In conclusione, condivido l’opinione della dottoressa e psicologa Susan Childs, che afferma quanto sia importante prestare particolare attenzione alle proprie reazioni comportamentali:
“Concentrarsi, ad esempio, su un omicidio o sullo stupro di una determinata vittima può davvero causare due scenari differenti: da un lato ti può aiutare ad essere più vigile e consapevole, ma dall’altro si rischia di diventare eccessivamente reattivi, al punto da non uscire più di casa, non socializzare e diventare sempre più paranoici.”
Nonostante le storie vere di crimini abbiano un impatto sulla nostra psiche, se impariamo a educare i minori ad un uso più consapevole di questi contenuti, sicuramente eviteremo di imbatterci in situazioni spiacevoli, come ad esempio: un’eccessiva tolleranza nei confronti della violenza (che potrebbe a sua volta scatenare tutta una serie di effetti devianti), ma soprattutto un aumento di stress e ansia.

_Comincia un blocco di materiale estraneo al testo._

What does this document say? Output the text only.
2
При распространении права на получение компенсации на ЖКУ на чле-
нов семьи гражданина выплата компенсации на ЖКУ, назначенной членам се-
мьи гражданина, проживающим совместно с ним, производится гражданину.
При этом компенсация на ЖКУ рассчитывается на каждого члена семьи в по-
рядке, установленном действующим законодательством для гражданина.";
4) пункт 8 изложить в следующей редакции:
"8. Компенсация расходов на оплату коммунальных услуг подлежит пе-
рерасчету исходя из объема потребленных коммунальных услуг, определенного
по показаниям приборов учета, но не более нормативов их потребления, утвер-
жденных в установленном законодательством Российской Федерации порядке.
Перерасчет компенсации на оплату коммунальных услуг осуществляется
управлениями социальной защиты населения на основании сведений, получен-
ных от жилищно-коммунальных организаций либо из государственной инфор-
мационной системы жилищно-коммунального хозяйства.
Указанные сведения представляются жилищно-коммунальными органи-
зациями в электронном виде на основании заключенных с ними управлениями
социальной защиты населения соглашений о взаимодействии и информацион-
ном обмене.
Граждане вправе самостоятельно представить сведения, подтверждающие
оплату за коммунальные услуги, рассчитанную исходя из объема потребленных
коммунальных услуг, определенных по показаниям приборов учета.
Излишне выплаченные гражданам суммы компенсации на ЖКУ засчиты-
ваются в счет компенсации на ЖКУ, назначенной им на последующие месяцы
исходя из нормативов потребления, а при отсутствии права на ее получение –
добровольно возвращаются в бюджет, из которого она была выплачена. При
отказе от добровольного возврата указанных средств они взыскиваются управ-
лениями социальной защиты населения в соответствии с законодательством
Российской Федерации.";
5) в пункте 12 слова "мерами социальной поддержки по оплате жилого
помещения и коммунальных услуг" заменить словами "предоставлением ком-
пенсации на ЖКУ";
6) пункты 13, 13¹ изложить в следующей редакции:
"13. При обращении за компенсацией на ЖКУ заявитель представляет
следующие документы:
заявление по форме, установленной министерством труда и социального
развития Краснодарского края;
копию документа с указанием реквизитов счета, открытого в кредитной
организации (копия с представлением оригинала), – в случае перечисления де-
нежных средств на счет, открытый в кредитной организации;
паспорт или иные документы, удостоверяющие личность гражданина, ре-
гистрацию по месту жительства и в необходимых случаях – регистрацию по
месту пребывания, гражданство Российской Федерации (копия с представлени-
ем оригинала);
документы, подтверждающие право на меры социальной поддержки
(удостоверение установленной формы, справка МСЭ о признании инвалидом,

Dunque, non è affatto necessario privarsi del nostro podcast preferito o di un canale YouTube sul true crime, l’importante è riuscire a mantenere un certo distacco emotivo con la storia narrata, senza diventare completamente apatici e indifferenti. Insomma, come sempre, l’equilibrio risulta essere l’arma vincente, soprattutto se vogliamo evitare di farci risucchiare negli abissi della mente criminale.